The first sentence of the Bitcoin white paper describes a problem that can't be solved by a normal DB.
"A purely peer-to-peer version of electronic cash would allow online payments to be sent directly from one party to another without going through a financial institution."
> "A purely peer-to-peer version of electronic cash would allow online payments to be sent directly from one party to another without going through a financial institution."
Except it failed completely at that. The blockchain has proven through real world use that it is unusable as a currency. By its very design, it is fundamentally impossible to scale it to even serve even a moderate sized city worth of transactions.
> By its very design, it is fundamentally impossible to scale it to even serve even a moderate sized city worth of transactions.

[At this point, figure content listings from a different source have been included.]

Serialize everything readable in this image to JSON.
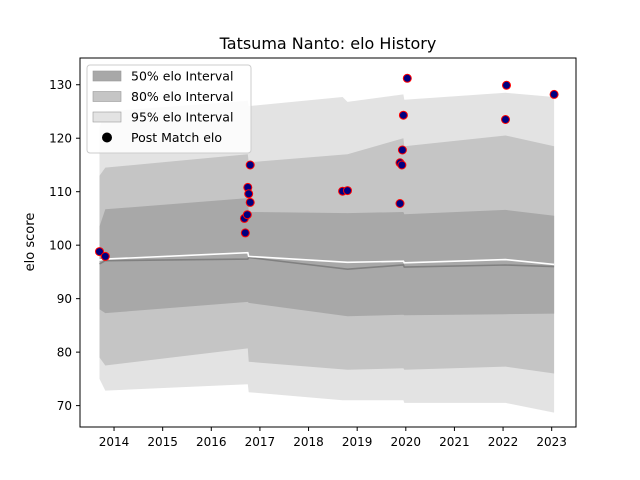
{
  "chart_data": {
    "type": "area",
    "title": "Tatsuma Nanto: elo History",
    "xlabel": "",
    "ylabel": "elo score",
    "xlim": [
      2013.3,
      2023.5
    ],
    "ylim": [
      66,
      135
    ],
    "x_ticks": [
      2014,
      2015,
      2016,
      2017,
      2018,
      2019,
      2020,
      2021,
      2022,
      2023
    ],
    "y_ticks": [
      70,
      80,
      90,
      100,
      110,
      120,
      130
    ],
    "legend_position": "top-left",
    "grid": false,
    "colors": {
      "band50": "#a8a8a8",
      "band80": "#c5c5c5",
      "band95": "#e3e3e3",
      "mean_line": "#808080",
      "upper_line": "#ffffff",
      "point_fill": "#000080",
      "point_edge": "#ff0000"
    },
    "series": [
      {
        "name": "50% elo Interval",
        "kind": "band",
        "color": "#a8a8a8",
        "points": [
          {
            "x": 2013.7,
            "lo": 88.0,
            "hi": 103.5
          },
          {
            "x": 2013.82,
            "lo": 87.3,
            "hi": 106.7
          },
          {
            "x": 2016.75,
            "lo": 89.4,
            "hi": 108.8
          },
          {
            "x": 2016.77,
            "lo": 89.2,
            "hi": 106.2
          },
          {
            "x": 2018.8,
            "lo": 86.7,
            "hi": 106.0
          },
          {
            "x": 2019.95,
            "lo": 87.0,
            "hi": 106.2
          },
          {
            "x": 2019.97,
            "lo": 86.9,
            "hi": 105.8
          },
          {
            "x": 2022.05,
            "lo": 87.1,
            "hi": 106.6
          },
          {
            "x": 2023.05,
            "lo": 87.2,
            "hi": 105.5
          }
        ]
      },
      {
        "name": "80% elo Interval",
        "kind": "band",
        "color": "#c5c5c5",
        "points": [
          {
            "x": 2013.7,
            "lo": 79.0,
            "hi": 113.0
          },
          {
            "x": 2013.82,
            "lo": 77.5,
            "hi": 114.5
          },
          {
            "x": 2016.75,
            "lo": 80.7,
            "hi": 117.0
          },
          {
            "x": 2016.77,
            "lo": 78.2,
            "hi": 115.5
          },
          {
            "x": 2018.8,
            "lo": 76.7,
            "hi": 117.0
          },
          {
            "x": 2019.95,
            "lo": 77.0,
            "hi": 120.0
          },
          {
            "x": 2019.97,
            "lo": 76.7,
            "hi": 118.5
          },
          {
            "x": 2022.05,
            "lo": 77.3,
            "hi": 120.5
          },
          {
            "x": 2023.05,
            "lo": 76.0,
            "hi": 118.5
          }
        ]
      },
      {
        "name": "95% elo Interval",
        "kind": "band",
        "color": "#e3e3e3",
        "points": [
          {
            "x": 2013.7,
            "lo": 75.0,
            "hi": 122.0
          },
          {
            "x": 2013.82,
            "lo": 72.8,
            "hi": 125.0
          },
          {
            "x": 2016.75,
            "lo": 74.0,
            "hi": 127.0
          },
          {
            "x": 2016.77,
            "lo": 72.5,
            "hi": 126.0
          },
          {
            "x": 2018.7,
            "lo": 71.0,
            "hi": 127.7
          },
          {
            "x": 2018.8,
            "lo": 71.0,
            "hi": 126.8
          },
          {
            "x": 2019.95,
            "lo": 71.0,
            "hi": 128.2
          },
          {
            "x": 2019.97,
            "lo": 70.5,
            "hi": 127.2
          },
          {
            "x": 2022.05,
            "lo": 70.5,
            "hi": 128.5
          },
          {
            "x": 2023.05,
            "lo": 68.7,
            "hi": 127.7
          }
        ]
      },
      {
        "name": "Mean elo",
        "kind": "line",
        "color": "#808080",
        "points": [
          {
            "x": 2013.7,
            "y": 96.5
          },
          {
            "x": 2013.82,
            "y": 97.1
          },
          {
            "x": 2016.75,
            "y": 97.4
          },
          {
            "x": 2016.77,
            "y": 97.7
          },
          {
            "x": 2018.8,
            "y": 95.5
          },
          {
            "x": 2019.95,
            "y": 96.3
          },
          {
            "x": 2019.97,
            "y": 95.9
          },
          {
            "x": 2022.05,
            "y": 96.3
          },
          {
            "x": 2023.05,
            "y": 96.0
          }
        ]
      },
      {
        "name": "Upper elo",
        "kind": "line",
        "color": "#ffffff",
        "points": [
          {
            "x": 2013.7,
            "y": 97.2
          },
          {
            "x": 2013.82,
            "y": 97.4
          },
          {
            "x": 2016.75,
            "y": 98.6
          },
          {
            "x": 2016.77,
            "y": 97.9
          },
          {
            "x": 2018.8,
            "y": 96.8
          },
          {
            "x": 2019.95,
            "y": 97.0
          },
          {
            "x": 2019.97,
            "y": 96.7
          },
          {
            "x": 2022.05,
            "y": 97.3
          },
          {
            "x": 2023.05,
            "y": 96.4
          }
        ]
      },
      {
        "name": "Post Match elo",
        "kind": "scatter",
        "points": [
          {
            "x": 2013.7,
            "y": 98.8
          },
          {
            "x": 2013.82,
            "y": 97.9
          },
          {
            "x": 2016.68,
            "y": 105.0
          },
          {
            "x": 2016.7,
            "y": 102.3
          },
          {
            "x": 2016.74,
            "y": 105.7
          },
          {
            "x": 2016.75,
            "y": 110.8
          },
          {
            "x": 2016.77,
            "y": 109.6
          },
          {
            "x": 2016.8,
            "y": 108.0
          },
          {
            "x": 2016.8,
            "y": 115.0
          },
          {
            "x": 2018.7,
            "y": 110.1
          },
          {
            "x": 2018.8,
            "y": 110.2
          },
          {
            "x": 2019.88,
            "y": 115.4
          },
          {
            "x": 2019.88,
            "y": 107.8
          },
          {
            "x": 2019.92,
            "y": 115.0
          },
          {
            "x": 2019.93,
            "y": 117.8
          },
          {
            "x": 2019.95,
            "y": 124.3
          },
          {
            "x": 2020.03,
            "y": 131.2
          },
          {
            "x": 2022.05,
            "y": 123.5
          },
          {
            "x": 2022.07,
            "y": 129.9
          },
          {
            "x": 2023.05,
            "y": 128.2
          }
        ]
      }
    ],
    "legend": [
      {
        "label": "50% elo Interval",
        "swatch": "band",
        "color": "#a8a8a8"
      },
      {
        "label": "80% elo Interval",
        "swatch": "band",
        "color": "#c5c5c5"
      },
      {
        "label": "95% elo Interval",
        "swatch": "band",
        "color": "#e3e3e3"
      },
      {
        "label": "Post Match elo",
        "swatch": "marker",
        "color": "#000000"
      }
    ]
  }
}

1. This is far from proven. Scaling is definitely a problem, but I don't think it's at all been proven to be impossible.
2. You still have to admit that bitcoin has solved this problem at a small scale, which isn't nothing. Transactions without a trusted central authority are literally impossible with previous technologies.
But that problem isn't solved by Bitcoin (not can it be solved by any digital currency); Bitcoin doesn't allow online payments to be sent from one party to another without the need for third party clearance, it just increases the number of parties required for clearance.
Then please list some useful, concrete applications of blockchain that would not be solved better and cheaper by a normal database.